On Wednesday, better-than-expected earnings updates from established US retailers Target and Lowe’s made for a curious comparison with retail startups Global Fashion Group (GFG) and Jumia.
What does this mean?
Lowe’s update could keep industry neighbor Home Depot up at night: it reported better-than-expected quarterly sales growth and profit. And major retailer Target (“Tar-jay”) was right on the money on Wednesday, also posting higher-than-expected sales and profit. The latter figure in particular might’ve surprised investors given Target’s significant investment in ecommerce, which typically hampers profits. Target, like Walmart, capped off its hot streak by raising its profit prediction for the year.
But investors were reminded high-growth ecommerce isn’t without cost: German-listed online fashion retailer GFG reported 17% revenue growth last quarter, but higher losses compared to the same time last year. And likewise, second-quarter results from Jumia – Africa’s answer to Amazon – showed it’s some way off breaking even too.
Why should I care?
For markets: Startups vs. grownups.
GFG and Jumia specialize in emerging markets, so they don’t have much crossover with US retailers – except when it comes to competing for global investors’ cash. Investors must decide whether they’d prefer a high-growth but loss-making startup or a slower-growth but profitable incumbent. This round went to the stalwarts: Target and Lowe’s shares rose by 20% and 10% (tweet this), perhaps because they’re reinvesting profits into their own “startup-esque” brands. Meanwhile, GFG’s stock rose 2% and Jumia’s fell 10%. Investors might be wary about both companies’ links with notoriously aggressive tech investor Rocket Internet.

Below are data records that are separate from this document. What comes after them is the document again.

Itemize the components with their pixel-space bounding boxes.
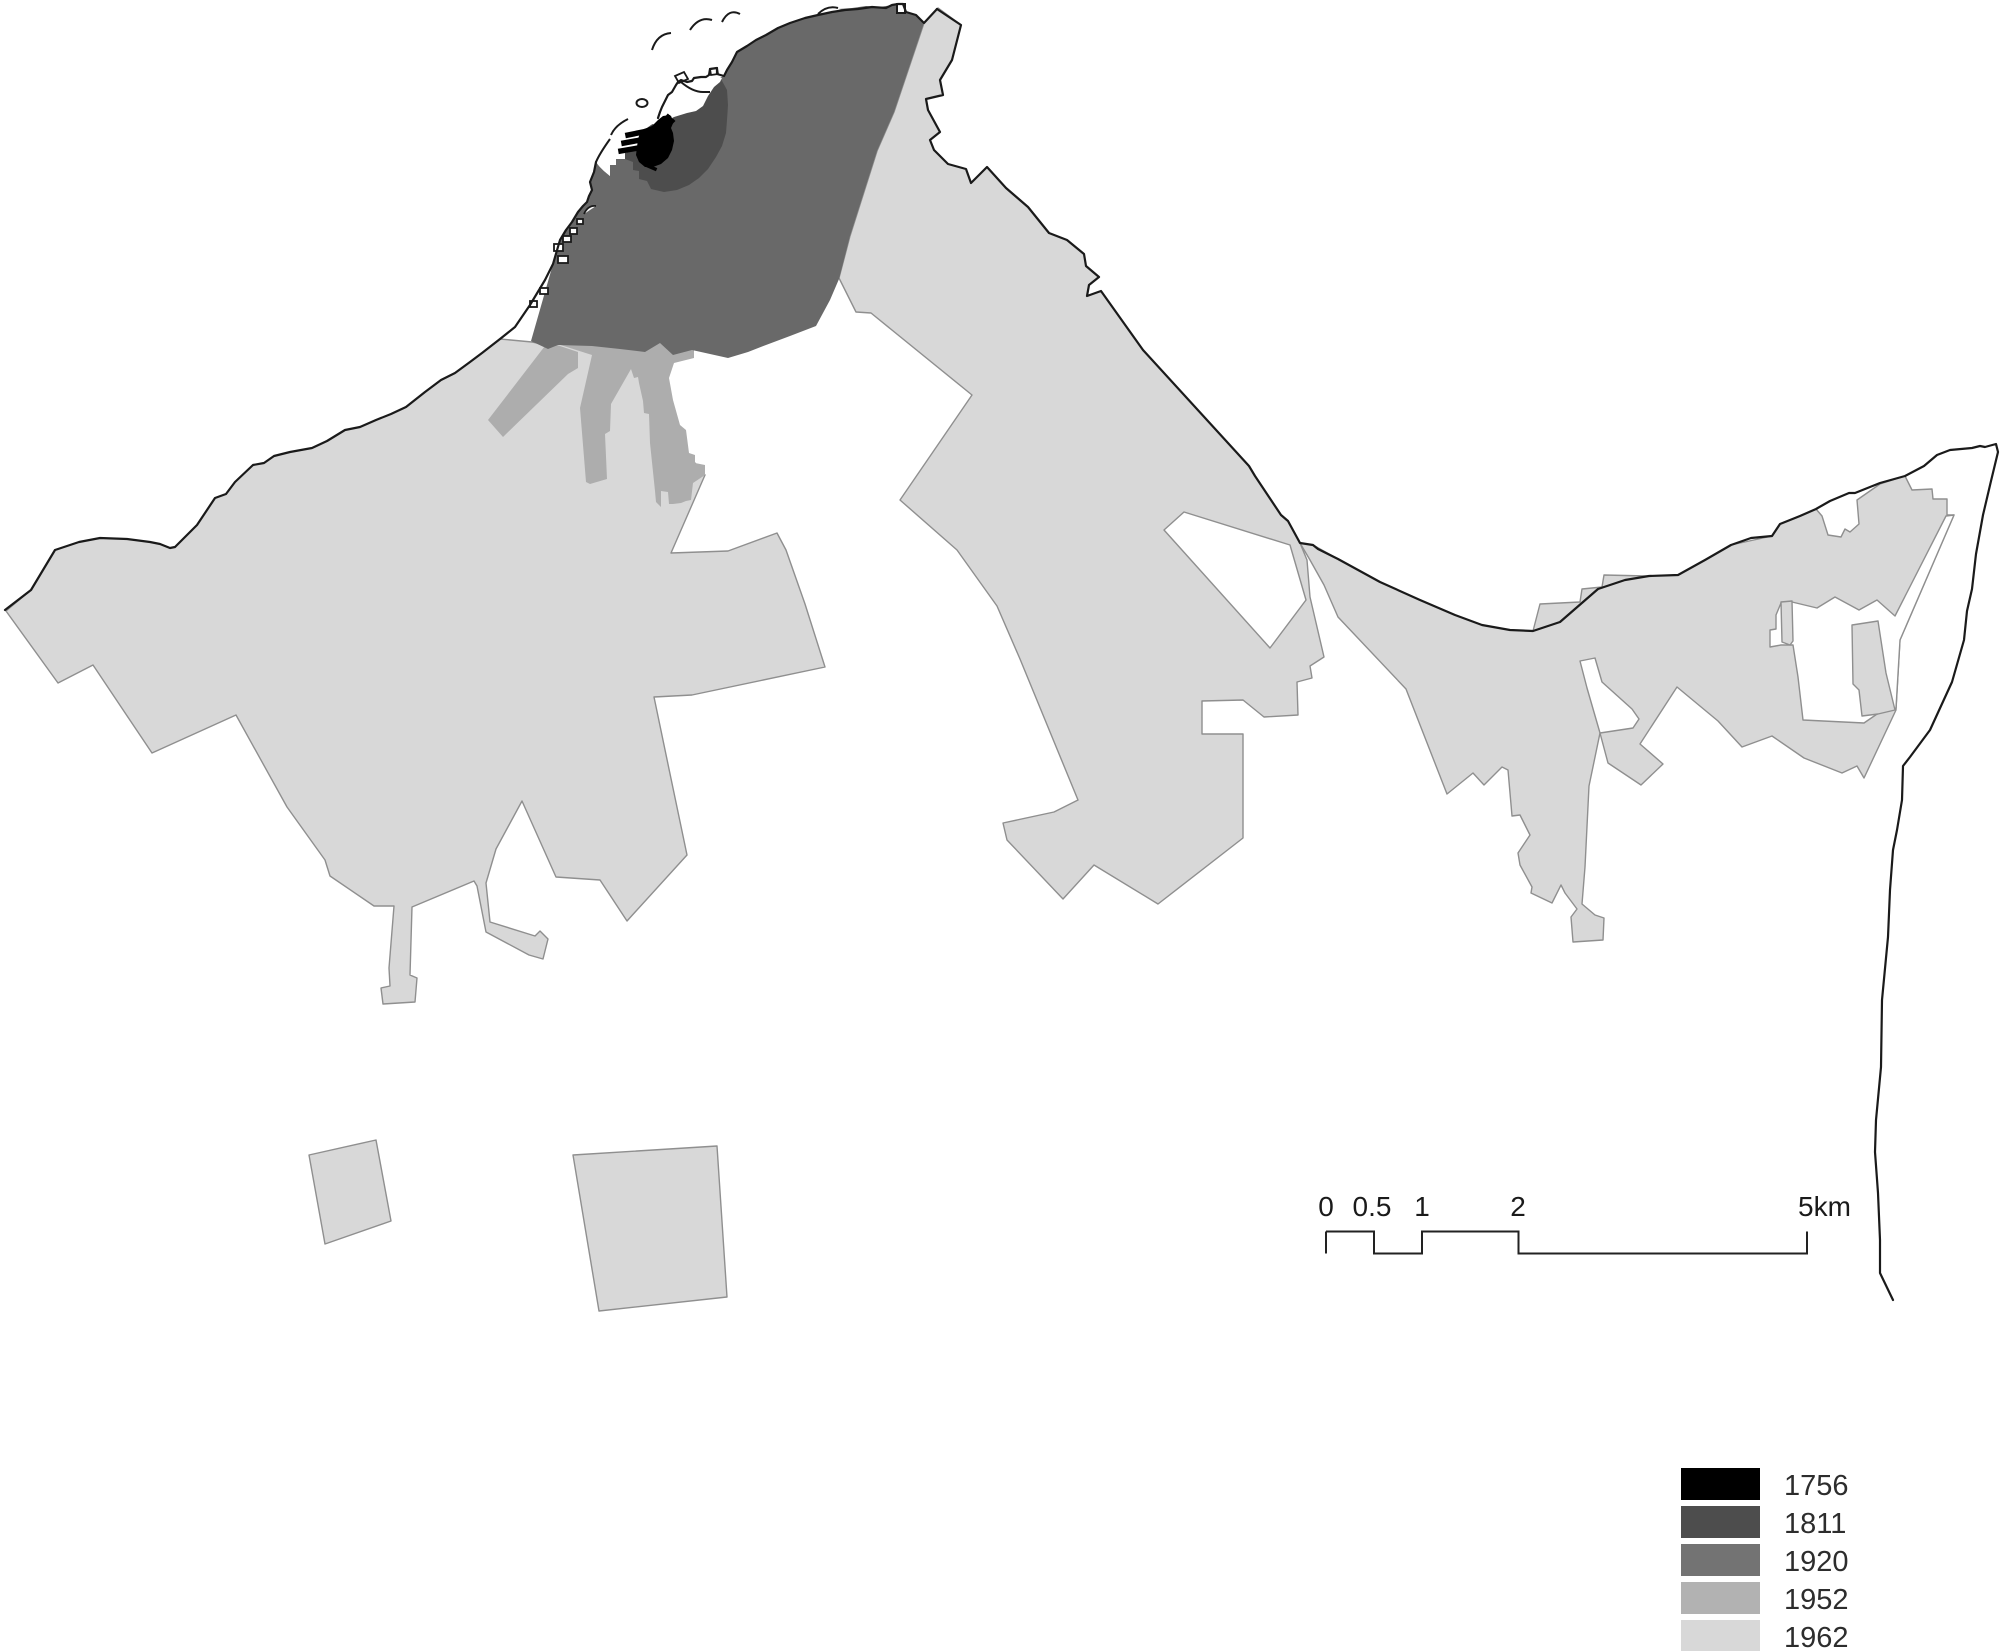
svg-text:1756: 1756	[1784, 1470, 1849, 1502]
svg-text:2: 2	[1510, 1191, 1526, 1222]
svg-text:1962: 1962	[1784, 1622, 1849, 1651]
svg-text:1811: 1811	[1784, 1508, 1846, 1540]
svg-text:1952: 1952	[1784, 1584, 1849, 1616]
svg-text:0.5: 0.5	[1353, 1191, 1392, 1222]
svg-text:0: 0	[1318, 1191, 1334, 1222]
svg-text:5km: 5km	[1798, 1191, 1851, 1222]
svg-text:1920: 1920	[1784, 1546, 1849, 1578]
svg-text:1: 1	[1414, 1191, 1430, 1222]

The bigger picture: Suppliers are the next battleground.
Delayed US tariffs on some Chinese products will keep the wolf from some retailers’ revolving doors until Christmas, but they’ll need to convince suppliers not to increase prices to keep it fed through 2020. The biggest retailers might be influential enough to keep costs down, but startups could find they don’t have enough leverage – putting profitability further out of reach.